Muitos estudantes portugueses são rebeldes e têm uma visão diferente dos acontecimentos porque têm um “capital cultural diferente” do que a maior parte da comunidade emigrante e ao contrário dos trabalhadores sabiam que não podiam voltar – por motivos políticos – enquanto que os emigrantes pretendiam regressar quando tivessem dinheiro para visitar Portugal nas férias.
“Na França, os estudantes-trabalhadores portugueses podiam fazer coisas que dificilmente poderiam fazer em Portugal: falar, contestar e explicar diretamente os acontecimentos aos trabalhadores portugueses de comunidades rurais”, explica o historiador acrescentando que, sobretudo nas fábricas, os trabalhadores-estudantes portugueses desempenham um papel muito importante na intermediação entre os sindicatos e os operários.
Na altura, frisa o historiador, os trabalhadores-estudantes faziam panfletos em português e organizavam visitas aos bairros operários como “tentativas” de ações de politização dos emigrantes clandestinos que receavam estar vigiados pela polícia política do Estado Novo para os perseguir e expulsar da França.
A maior parte desses estudantes eram maoistas, anarquistas ou sem organização, mas “estavam desvinculados” do Partido Comunista de Portugal (PCP) que era apontado como um partido ortodoxo.
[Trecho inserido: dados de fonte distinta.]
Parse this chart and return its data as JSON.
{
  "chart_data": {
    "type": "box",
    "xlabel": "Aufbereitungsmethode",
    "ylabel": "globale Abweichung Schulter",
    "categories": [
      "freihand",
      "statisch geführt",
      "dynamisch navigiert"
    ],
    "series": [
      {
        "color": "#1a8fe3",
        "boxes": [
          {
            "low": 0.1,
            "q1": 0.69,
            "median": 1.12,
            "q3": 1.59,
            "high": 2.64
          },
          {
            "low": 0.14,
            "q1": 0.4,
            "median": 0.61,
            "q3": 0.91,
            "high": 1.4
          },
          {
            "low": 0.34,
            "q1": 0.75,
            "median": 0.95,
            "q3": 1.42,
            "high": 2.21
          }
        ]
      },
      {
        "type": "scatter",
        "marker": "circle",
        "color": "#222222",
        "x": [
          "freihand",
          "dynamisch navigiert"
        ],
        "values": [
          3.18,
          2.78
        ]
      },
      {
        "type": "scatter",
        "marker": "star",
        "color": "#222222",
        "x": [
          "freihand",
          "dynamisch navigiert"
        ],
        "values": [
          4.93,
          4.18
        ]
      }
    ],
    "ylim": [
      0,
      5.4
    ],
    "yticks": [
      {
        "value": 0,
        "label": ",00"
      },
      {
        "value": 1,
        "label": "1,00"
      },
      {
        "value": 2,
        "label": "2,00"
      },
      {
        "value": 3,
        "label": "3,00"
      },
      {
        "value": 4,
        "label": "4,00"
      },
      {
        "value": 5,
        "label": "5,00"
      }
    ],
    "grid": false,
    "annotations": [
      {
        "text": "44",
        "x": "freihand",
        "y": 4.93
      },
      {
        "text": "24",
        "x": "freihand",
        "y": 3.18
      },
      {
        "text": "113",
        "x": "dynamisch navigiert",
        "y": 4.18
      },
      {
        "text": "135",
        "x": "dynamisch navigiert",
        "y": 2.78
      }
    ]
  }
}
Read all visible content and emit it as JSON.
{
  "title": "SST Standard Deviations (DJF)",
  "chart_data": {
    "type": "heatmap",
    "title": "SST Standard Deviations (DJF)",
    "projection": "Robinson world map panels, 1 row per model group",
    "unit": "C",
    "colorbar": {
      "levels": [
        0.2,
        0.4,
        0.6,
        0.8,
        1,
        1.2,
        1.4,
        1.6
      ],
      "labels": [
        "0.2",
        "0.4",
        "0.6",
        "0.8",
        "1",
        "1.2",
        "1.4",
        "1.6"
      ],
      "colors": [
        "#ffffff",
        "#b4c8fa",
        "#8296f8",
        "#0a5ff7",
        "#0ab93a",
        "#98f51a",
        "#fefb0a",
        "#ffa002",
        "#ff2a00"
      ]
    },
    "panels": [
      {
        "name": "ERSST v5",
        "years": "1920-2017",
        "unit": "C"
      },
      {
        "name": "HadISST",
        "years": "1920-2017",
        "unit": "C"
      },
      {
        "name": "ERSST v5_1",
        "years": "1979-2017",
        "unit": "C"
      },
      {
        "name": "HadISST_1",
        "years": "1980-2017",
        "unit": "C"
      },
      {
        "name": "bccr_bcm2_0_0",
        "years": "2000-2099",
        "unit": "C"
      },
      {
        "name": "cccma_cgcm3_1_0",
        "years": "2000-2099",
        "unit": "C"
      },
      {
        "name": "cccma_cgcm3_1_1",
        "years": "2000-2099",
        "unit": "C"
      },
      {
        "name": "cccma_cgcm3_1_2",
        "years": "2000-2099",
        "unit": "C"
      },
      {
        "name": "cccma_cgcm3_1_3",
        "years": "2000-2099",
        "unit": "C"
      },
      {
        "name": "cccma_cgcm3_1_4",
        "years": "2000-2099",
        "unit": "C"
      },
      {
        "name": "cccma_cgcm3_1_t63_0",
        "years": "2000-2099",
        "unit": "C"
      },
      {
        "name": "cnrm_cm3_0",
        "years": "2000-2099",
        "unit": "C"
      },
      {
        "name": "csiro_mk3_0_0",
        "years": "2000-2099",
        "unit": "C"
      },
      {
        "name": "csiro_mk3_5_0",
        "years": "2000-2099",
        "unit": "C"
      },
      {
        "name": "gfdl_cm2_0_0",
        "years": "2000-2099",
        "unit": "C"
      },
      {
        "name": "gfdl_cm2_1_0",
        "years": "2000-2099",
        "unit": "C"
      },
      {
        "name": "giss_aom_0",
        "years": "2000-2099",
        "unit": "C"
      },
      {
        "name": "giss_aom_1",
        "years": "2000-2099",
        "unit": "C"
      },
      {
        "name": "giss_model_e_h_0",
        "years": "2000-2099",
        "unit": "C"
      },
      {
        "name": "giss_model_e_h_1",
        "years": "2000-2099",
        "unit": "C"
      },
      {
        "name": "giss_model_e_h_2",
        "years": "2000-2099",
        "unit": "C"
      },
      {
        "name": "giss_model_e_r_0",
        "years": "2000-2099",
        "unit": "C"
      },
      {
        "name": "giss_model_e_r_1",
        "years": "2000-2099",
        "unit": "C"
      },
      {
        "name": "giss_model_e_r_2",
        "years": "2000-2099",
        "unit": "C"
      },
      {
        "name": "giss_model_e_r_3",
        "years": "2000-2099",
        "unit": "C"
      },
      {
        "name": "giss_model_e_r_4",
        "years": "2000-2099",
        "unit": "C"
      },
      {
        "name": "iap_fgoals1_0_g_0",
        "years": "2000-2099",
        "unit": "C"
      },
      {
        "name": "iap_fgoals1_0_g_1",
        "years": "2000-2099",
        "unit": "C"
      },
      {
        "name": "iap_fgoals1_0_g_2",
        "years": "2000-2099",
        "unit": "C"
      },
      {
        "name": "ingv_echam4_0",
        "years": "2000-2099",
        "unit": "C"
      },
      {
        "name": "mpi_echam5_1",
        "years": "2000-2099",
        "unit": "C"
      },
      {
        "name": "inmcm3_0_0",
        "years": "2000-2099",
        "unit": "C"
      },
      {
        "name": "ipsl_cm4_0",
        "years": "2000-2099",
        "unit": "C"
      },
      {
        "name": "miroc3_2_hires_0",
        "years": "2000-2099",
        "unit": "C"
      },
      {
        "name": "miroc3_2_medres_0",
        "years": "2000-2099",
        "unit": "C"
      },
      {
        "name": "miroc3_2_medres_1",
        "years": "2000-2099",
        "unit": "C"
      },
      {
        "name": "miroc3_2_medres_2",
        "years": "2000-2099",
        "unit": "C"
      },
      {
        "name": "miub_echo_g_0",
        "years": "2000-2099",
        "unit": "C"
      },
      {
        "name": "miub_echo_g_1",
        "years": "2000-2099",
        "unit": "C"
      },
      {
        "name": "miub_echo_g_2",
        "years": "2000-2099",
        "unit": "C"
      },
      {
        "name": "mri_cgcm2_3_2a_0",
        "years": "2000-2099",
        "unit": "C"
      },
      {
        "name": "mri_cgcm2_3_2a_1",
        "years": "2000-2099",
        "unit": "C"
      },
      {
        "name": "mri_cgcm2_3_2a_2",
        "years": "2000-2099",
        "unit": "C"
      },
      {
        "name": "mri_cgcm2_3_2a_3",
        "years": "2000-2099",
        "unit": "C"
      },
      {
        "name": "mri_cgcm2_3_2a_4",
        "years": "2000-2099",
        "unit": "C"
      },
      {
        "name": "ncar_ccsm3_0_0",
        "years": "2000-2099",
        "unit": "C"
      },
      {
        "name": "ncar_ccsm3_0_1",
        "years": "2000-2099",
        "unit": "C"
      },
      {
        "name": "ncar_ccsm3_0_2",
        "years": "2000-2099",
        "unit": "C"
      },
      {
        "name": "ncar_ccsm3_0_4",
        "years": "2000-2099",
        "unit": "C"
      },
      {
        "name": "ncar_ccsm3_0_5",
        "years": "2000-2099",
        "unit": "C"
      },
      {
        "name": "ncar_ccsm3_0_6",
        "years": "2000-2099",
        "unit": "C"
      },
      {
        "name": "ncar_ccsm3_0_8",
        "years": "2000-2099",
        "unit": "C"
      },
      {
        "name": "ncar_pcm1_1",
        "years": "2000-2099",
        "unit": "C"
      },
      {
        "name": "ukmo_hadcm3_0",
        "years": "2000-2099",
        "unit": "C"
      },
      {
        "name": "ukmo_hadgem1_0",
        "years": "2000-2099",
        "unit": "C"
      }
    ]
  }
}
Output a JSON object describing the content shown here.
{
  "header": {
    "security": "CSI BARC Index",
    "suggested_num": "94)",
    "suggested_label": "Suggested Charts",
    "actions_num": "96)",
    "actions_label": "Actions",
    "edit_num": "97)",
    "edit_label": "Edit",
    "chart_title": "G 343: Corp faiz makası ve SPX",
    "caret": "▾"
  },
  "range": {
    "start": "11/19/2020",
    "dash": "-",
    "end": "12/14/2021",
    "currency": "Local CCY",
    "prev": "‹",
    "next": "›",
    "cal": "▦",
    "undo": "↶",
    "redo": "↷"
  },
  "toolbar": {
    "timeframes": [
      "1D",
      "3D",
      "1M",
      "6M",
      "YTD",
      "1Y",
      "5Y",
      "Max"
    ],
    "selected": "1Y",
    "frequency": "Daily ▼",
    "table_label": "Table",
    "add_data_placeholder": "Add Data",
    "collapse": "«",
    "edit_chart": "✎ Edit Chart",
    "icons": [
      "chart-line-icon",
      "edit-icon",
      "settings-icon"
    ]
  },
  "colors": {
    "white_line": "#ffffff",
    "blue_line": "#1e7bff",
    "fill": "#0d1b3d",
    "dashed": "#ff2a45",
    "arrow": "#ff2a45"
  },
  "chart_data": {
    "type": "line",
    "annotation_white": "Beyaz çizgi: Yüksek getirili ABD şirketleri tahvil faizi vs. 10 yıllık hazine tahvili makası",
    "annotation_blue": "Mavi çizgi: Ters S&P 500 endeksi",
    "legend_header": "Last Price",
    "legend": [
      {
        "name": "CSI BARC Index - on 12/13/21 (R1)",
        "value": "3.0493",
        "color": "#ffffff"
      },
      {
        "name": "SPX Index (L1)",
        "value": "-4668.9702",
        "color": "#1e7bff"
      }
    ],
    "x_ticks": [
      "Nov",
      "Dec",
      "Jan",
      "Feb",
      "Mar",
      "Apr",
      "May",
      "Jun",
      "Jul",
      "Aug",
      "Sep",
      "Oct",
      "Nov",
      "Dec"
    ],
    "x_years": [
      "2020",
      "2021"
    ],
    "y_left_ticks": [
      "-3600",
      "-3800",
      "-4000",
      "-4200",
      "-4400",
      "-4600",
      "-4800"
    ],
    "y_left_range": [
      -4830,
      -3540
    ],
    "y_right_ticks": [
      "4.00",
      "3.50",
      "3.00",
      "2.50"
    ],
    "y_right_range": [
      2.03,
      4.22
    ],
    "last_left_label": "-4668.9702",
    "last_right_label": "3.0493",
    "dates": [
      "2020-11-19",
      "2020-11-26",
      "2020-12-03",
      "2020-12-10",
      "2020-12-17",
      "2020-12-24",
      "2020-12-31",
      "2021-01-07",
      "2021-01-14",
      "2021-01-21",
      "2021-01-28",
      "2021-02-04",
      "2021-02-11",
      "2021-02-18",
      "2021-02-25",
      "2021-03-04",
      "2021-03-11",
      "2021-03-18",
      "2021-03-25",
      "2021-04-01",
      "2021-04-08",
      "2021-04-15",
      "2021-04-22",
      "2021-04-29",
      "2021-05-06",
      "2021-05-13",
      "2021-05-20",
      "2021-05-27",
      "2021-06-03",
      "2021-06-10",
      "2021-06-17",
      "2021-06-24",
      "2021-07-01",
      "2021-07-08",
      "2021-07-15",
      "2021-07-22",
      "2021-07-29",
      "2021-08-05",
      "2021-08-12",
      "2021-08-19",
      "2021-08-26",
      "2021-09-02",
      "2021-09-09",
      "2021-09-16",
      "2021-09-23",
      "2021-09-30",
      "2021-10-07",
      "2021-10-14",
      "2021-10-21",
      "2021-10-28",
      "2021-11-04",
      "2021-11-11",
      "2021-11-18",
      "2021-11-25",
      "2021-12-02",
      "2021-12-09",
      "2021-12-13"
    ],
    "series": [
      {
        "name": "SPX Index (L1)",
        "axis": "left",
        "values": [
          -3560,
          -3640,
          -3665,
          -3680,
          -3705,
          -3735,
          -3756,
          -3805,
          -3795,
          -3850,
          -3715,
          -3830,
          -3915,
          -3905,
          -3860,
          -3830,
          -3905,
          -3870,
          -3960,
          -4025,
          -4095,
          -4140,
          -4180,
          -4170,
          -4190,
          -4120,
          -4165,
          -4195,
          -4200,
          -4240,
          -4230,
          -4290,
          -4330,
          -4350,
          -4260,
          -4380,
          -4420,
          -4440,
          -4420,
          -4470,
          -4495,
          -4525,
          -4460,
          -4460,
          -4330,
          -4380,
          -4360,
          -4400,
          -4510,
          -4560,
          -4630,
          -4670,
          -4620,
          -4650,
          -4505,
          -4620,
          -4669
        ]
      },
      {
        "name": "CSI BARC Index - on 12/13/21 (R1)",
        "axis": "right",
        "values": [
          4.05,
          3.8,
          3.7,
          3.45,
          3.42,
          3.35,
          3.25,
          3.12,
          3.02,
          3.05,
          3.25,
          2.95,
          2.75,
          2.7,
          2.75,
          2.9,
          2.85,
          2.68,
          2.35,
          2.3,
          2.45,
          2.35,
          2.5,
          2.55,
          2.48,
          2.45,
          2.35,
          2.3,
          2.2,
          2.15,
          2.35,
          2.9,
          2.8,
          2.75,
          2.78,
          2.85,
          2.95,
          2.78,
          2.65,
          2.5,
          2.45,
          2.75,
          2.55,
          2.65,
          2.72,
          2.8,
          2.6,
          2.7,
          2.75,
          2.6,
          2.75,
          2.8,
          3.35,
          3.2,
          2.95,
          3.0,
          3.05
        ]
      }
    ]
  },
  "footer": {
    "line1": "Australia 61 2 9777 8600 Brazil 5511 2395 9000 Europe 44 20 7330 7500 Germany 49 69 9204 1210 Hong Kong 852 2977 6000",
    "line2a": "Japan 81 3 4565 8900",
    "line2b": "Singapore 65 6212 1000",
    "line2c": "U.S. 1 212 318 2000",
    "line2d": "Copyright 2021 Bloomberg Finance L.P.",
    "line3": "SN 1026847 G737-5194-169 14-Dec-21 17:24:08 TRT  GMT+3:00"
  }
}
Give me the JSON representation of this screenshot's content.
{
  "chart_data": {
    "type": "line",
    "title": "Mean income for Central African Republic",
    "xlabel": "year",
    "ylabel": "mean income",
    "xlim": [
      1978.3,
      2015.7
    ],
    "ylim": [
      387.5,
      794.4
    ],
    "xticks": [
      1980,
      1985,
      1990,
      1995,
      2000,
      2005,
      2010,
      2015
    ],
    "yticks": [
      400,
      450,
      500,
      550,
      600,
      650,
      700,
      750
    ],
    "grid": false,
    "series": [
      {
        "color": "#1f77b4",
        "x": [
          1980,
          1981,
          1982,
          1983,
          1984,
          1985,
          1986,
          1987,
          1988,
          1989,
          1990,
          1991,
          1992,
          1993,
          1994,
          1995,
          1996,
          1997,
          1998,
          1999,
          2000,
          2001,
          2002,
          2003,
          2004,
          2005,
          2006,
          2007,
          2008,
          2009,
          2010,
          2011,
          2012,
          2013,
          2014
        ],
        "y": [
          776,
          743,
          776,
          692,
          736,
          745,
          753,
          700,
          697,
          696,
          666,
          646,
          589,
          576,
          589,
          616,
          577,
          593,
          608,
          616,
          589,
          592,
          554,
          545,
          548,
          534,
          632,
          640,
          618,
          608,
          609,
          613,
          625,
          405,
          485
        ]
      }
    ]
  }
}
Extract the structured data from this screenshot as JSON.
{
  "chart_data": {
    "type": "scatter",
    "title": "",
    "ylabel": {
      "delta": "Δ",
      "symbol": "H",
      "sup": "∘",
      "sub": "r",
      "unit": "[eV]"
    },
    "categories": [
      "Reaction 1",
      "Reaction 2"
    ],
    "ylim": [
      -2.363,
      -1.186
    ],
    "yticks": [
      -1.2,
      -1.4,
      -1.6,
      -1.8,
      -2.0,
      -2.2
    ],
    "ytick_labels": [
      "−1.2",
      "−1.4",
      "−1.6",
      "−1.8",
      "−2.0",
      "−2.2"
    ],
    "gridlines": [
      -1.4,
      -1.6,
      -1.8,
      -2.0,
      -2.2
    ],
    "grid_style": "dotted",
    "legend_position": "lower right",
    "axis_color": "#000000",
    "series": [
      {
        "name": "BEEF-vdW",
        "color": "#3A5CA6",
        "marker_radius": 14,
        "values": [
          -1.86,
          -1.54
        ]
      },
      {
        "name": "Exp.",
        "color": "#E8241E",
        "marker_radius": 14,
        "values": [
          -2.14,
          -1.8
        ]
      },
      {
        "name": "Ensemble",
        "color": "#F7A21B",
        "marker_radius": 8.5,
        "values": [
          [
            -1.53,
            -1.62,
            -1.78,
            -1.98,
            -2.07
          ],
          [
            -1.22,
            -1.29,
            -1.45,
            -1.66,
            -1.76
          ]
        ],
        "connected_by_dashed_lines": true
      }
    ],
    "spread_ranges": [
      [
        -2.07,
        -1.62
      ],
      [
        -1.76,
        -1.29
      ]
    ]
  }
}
“Muitos militantes do PCP não participaram no Maio de 68 porque temiam ser vistos pela polícia ou pelo informador da Polícia Internacional e de Defesa do Estado (PIDE). É quase um paradoxo: os comunistas eram as pessoas que mais capital político tinham e quase não participaram nos acontecimentos. Quase nunca iam ao Quartier Latin, em Paris, onde os cafés eram frequentados pela extrema-esquerda, mas onde temiam ser apontados pelos ‘bufos’ e informadores da PIDE”, sublinha Victor Pereira.
1968 – O ano que marcou o mundo
Em 1968, os Estados Unidos acumularam fracassos no Vietnã, a juventude tomou as ruas de Berlim, Paris e México. Foi um ano de revoltas e esperança, que muitas vezes acabou em desilusão.
Em meados dos anos 1960, estudantes dos Estados Unidos e Europa eram os principais críticos da guerra do Vietnã. Em 1968, o movimento foi ampliado, incorporadas críticas ao capitalismo e introduzidas novas reivindicações: liberdade sexual, feminismo e ecologia. Na Alemanha, a tentativa de assassinato, em 11 de abril, do líder estudantil Rudi Dutschke, iniciou uma revolta em Berlim, que se ampliou para dezenas de cidades alemãs.
Na Cidade do México, em 2 de outubro, a 10 dias dos Jogos Olímpicos, as forças de segurança assassinaram centenas de estudantes, quando os jovens realizavam uma manifestação na Praça das Três Culturas, no bairro de Tlatelolco, pedindo a abertura democrática no país. Além disso, o líder do movimento pelos direitos civis Martin Luther King foi assassinado em 1968, ano que viu as chocantes imagens da fome causada pela guerra da Biafra, na Nigéria.